Мое желание знаний прерывисто; но мое желание искупать голову в атмосферах, неизвестных моим ногам, постоянно и неизменно. Высшее, чего мы можем достичь, — это не Знание, а Сочувствие к Интеллекту. Я не знаю, сводится ли это высшее знание к чему-то более определенному, чем новый и грандиозный сюрприз при внезапном откровении недостаточности всего, что мы называли Знанием раньше, — открытие, что есть больше вещей на небе и на земле, чем снилось нашей философии. Это освещение тумана солнцем. Человек не может знать в каком-либо высшем смысле, чем этот, не больше, чем он может смотреть безмятежно и безнаказанно в лицо солнца: 'Ως τἱ νοὡν, οὑ κενον νοἡσεις, — "Вы не воспримете это, как восприятие конкретной вещи", — говорят Халдейские Оракулы.
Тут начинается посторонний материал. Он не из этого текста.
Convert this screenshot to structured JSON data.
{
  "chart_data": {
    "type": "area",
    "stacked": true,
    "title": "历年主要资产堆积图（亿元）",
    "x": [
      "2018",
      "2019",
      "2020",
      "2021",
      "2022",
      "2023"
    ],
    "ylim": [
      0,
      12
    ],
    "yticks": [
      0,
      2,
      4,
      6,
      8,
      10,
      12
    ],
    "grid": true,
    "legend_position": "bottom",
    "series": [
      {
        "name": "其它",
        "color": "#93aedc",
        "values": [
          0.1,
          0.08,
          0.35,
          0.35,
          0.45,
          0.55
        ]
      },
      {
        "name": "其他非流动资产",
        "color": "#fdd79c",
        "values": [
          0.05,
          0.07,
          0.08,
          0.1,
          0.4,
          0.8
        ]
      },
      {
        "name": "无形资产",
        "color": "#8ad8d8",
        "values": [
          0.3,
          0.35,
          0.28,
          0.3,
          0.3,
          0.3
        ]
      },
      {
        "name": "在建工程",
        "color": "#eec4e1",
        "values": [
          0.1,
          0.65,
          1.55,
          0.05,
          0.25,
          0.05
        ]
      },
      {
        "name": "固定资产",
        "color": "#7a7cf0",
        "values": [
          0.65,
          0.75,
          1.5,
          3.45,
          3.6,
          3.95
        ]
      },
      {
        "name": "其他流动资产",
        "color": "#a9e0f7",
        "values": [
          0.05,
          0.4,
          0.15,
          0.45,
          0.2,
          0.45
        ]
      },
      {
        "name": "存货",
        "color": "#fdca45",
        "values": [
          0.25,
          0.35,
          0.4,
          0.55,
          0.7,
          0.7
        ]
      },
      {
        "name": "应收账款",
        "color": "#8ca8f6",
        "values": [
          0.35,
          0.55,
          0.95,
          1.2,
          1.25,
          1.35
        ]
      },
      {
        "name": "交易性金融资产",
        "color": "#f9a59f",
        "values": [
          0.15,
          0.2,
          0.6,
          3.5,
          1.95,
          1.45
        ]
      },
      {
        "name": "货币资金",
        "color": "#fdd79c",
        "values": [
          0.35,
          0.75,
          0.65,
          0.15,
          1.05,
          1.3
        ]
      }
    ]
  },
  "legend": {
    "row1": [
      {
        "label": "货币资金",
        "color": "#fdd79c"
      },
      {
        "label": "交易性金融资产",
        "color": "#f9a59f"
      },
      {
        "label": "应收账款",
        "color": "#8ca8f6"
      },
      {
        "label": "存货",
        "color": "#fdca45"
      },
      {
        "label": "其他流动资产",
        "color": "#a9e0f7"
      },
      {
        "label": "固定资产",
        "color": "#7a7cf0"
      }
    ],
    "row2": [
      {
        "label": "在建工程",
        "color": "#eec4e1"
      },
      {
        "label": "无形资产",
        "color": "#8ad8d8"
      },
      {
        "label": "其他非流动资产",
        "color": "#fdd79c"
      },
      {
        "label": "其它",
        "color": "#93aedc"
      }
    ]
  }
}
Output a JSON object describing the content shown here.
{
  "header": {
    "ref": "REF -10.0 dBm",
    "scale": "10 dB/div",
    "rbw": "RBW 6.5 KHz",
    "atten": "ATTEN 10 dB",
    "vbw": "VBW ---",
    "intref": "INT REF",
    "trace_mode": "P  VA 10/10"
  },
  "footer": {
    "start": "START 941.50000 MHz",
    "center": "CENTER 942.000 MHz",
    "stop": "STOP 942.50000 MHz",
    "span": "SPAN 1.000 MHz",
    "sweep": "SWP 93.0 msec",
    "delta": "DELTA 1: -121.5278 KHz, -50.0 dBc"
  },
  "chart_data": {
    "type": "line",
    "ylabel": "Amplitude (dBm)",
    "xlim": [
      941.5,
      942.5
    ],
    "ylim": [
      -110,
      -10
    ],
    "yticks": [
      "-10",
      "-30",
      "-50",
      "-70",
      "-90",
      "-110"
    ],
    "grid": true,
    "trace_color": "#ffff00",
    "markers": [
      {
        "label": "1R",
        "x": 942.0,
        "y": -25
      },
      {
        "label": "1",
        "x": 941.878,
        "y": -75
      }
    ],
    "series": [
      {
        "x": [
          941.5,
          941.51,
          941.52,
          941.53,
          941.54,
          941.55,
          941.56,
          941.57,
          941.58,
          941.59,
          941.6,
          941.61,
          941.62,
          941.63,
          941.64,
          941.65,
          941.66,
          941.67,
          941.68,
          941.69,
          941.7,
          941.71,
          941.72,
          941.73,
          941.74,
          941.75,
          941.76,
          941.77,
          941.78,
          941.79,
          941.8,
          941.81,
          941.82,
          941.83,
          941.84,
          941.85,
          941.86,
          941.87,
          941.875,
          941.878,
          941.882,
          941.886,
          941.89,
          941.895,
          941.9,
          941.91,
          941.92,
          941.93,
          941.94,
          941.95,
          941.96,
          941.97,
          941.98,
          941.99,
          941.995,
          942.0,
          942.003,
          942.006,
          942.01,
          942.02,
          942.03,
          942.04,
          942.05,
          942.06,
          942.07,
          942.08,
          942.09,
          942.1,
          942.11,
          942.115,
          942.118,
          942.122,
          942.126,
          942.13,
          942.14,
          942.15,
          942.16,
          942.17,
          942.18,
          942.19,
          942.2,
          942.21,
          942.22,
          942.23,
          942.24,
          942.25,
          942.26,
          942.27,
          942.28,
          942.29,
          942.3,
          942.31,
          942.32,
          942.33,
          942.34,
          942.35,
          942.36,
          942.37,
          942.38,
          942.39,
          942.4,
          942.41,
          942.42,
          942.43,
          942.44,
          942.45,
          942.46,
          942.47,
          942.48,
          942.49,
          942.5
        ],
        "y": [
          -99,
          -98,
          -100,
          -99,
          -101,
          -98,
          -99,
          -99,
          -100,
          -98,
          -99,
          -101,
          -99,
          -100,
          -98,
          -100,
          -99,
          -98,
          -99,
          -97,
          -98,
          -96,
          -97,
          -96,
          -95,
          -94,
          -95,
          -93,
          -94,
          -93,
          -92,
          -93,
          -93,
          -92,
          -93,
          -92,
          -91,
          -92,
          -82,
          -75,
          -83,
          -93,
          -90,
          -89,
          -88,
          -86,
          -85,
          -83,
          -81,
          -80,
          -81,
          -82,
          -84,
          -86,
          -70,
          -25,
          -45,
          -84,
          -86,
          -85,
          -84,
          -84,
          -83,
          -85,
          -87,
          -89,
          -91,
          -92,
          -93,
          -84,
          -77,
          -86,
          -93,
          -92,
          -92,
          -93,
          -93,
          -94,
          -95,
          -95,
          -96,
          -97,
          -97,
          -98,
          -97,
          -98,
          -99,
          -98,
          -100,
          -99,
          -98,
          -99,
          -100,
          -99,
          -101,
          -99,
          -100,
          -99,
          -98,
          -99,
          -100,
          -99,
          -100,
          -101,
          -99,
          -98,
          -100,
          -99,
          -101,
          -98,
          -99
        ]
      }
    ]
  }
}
Есть что-то рабское в привычке искать закон, которому мы можем подчиняться. Мы можем изучать законы материи для нашего удобства, но успешная жизнь не знает закона. Это неудачное открытие, конечно, открытие закона, который связывает нас там, где мы раньше не знали, что мы связаны. Живи свободно, дитя тумана, — и в отношении знаний мы все дети тумана. Человек, который берет на себя свободу жить, выше всех законов, в силу своего отношения к законодателю. "Это активный долг", — говорит Вишну Пурана, — "который не для нашего рабства; это знание, которое для нашего освобождения: весь другой долг хорош только до усталости; все другое знание — только ловкость художника".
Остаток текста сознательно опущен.